(NEW YORK) — A retired veteran hired to work security for migrants being bused out of Texas alleges he witnessed pervasive mistreatment during the long trips to other cities.
David Dillard claims he saw migrants being misled about their destinations amid “disgusting and inhuman” conditions on board. He also claims he received an email that directed him to stop communicating with nongovernmental organizations (NGOs) seeking to coordinate assistance for the migrants.
“This job, from Day One, was never meant to be done the right way. The job meant from Day One was just to get people on a bus and out of Texas. That’s it. They didn’t care about their health. They didn’t care about where they were going,” Dillard told ABC News.
More than 50,000 asylum seekers have been bused from Texas to mainly Democratic-led cities since April of last year as part of Gov. Greg Abbott’s Operation Lone Star.
The state of Texas tapped bus company Wynne Transportation to handle the project for more than $100 million. Wynne Transportation then hired security firm Mayhem Solutions, which brought on Dillard as a contractor.
Dillard, who served in the U.S. Army, says he holds “Republican values” and at first supported the busing of migrants out of Texas. But he says he had a change of heart after being hired.
“I started asking questions and the questions were not meshing at all with reality. At that point, I remember texting a friend of mine saying, ‘I’m only staying here because I want to make sure that the migrants get treated right.’ Because there were migrants who were getting yelled at, told no, weren’t no stops being made. They cannot stop in Texas. Those migrants, once they’re on the bus, they’re getting out of Texas,” Dillard said.
Getting the buses out of Texas, the second largest state in the U.S., would take anywhere from seven to 12 hours, depending on the destination, Dillard said.

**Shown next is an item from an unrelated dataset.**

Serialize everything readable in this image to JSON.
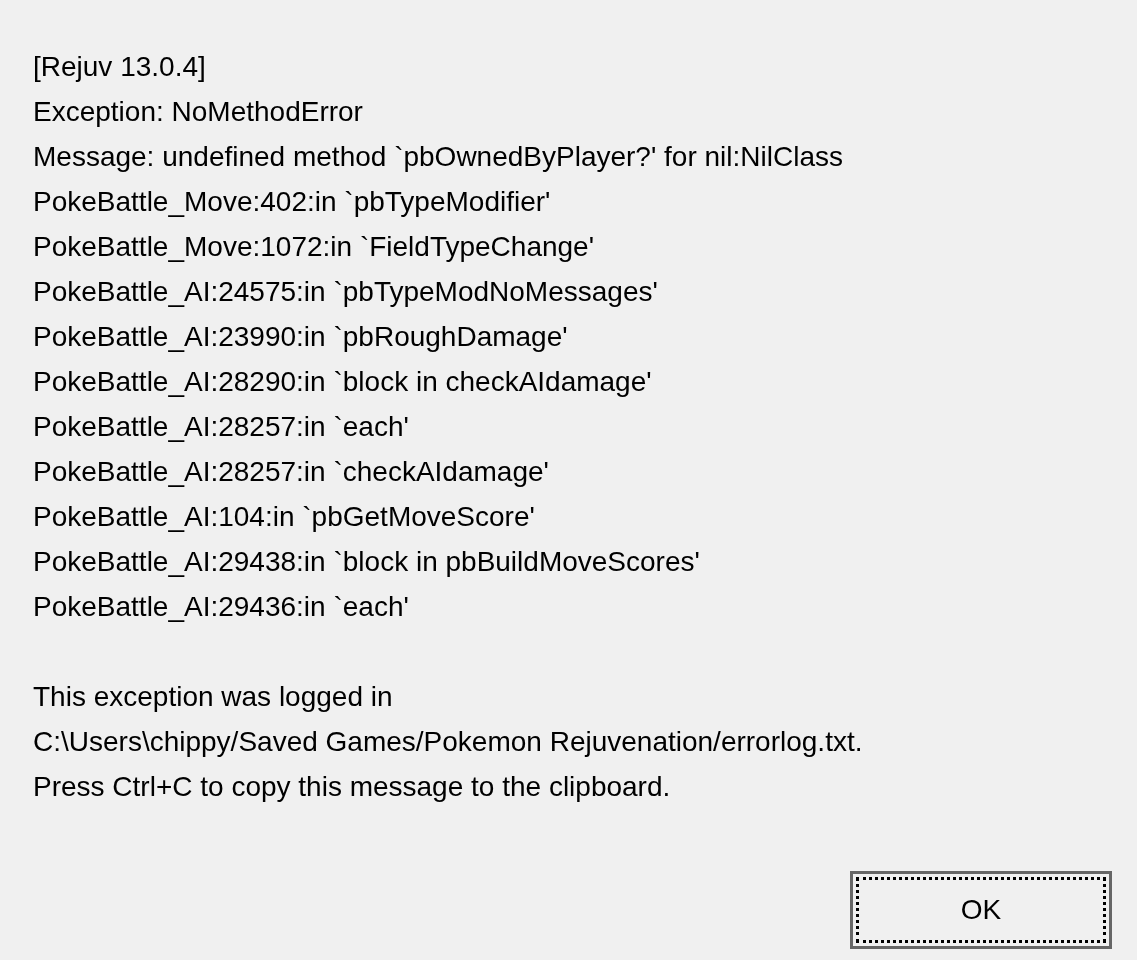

“You got one bathroom and the bathroom, you cannot have No. 2, you can only use for No. 1, but you got women’s tampons, babies’ diapers, everything in that one bathroom. It’ll start overflowing and leaking down the thing. We tell them, stop using it after that,” Dillard said.
Dillard says photos he took show urine running down the aisles of the bus, calling it “disgusting and inhuman.”
Dillard said he was involved with “well over 100” bus trips and at one time was making up to $450 per day for the job.
NGO representatives in Texas help process migrants who have chosen to board Operation Lone Star buses and coordinate with groups in destination cities to meet them when they arrive. The state does not get involved in that coordination effort.
Dillard says he initially would let the NGOs know how many migrants were on board the buses and when they would arrive at their destination. But suddenly, in August 2022, Dillard says he and other contractors were told via email to stop speaking or coordinating with the NGOs altogether.
According to an email provided by Dillard, Mayhem Solutions manager Bryan Smith also said the state wouldn’t be sharing information with aid organizations going forward, either.
The email also instructed staff to keep bus numbers and identifying information hidden from sight, including from the passengers themselves.
Smith has not responded to ABC News’ request for comment.
Dillard also claims he was instructed to stop letting passengers use his Wi-Fi hotspot on the bus, “because they found out the migrants were using their phones to figure out where they’re at.”
In a statement to ABC News, the Texas Division of Emergency Management said it is “not aware of any directive to remove Wi-Fi service on any bus” or “any effort to conceal the identifying bus numbers.”
Dillard says he was on one of the buses going to Washington, D.C., on Sept. 14, 2022, when Wynne Transportation personnel instructed him to wait overnight in a parking lot for another bus to catch up with him, because they wanted to drop off the migrants in front of Vice President Kamala Harris’ home.
“Abbott coordinated the whole thing just to say F-you to the VP. That’s petty politics of people’s lives. It’s inhuman, man,” Dillard said.
Abbott tweeted later that day, “We’re sending migrants to her backyard to call on the Biden administration to do its job & secure the border.”
A spokesperson for Abbott told ABC News the governor’s office was “not aware of directives” to either stop communicating with NGOs or coordinating the drop-off at the vice president’s home.
Wynne Transportation referred all questions to the state’s emergency management agency, which told ABC News that migrants sign waivers consenting to their destinations.
Meanwhile, Dillard says that all the hours spent on the buses changed his view on those coming to the U.S. in search of a better life.
“We went around a corner and the White House was on the left, and I said, ‘Hey, there’s the White House.’ And then went down, I said, ‘There’s the Washington Monument right there,’” Dillard said.
Dillard continued, “And they started clapping and crying. People were hugging. And as from a U.S. soldier standpoint, that’s why I do this. That right there. They were more American in that moment than I’d ever been in my entire life. And that was the greatest feeling in the world.”
Dillard says he was eventually terminated after a pay dispute with his supervisor and says he can’t get work as a result.
When asked what he’d say to being called a “disgruntled employee,” Dillard said, “Not at all. I am disgruntled in the fact that people were treated, [how] humans were treated on my watch.”
“These people deserve not to be pawns,” Dillard said.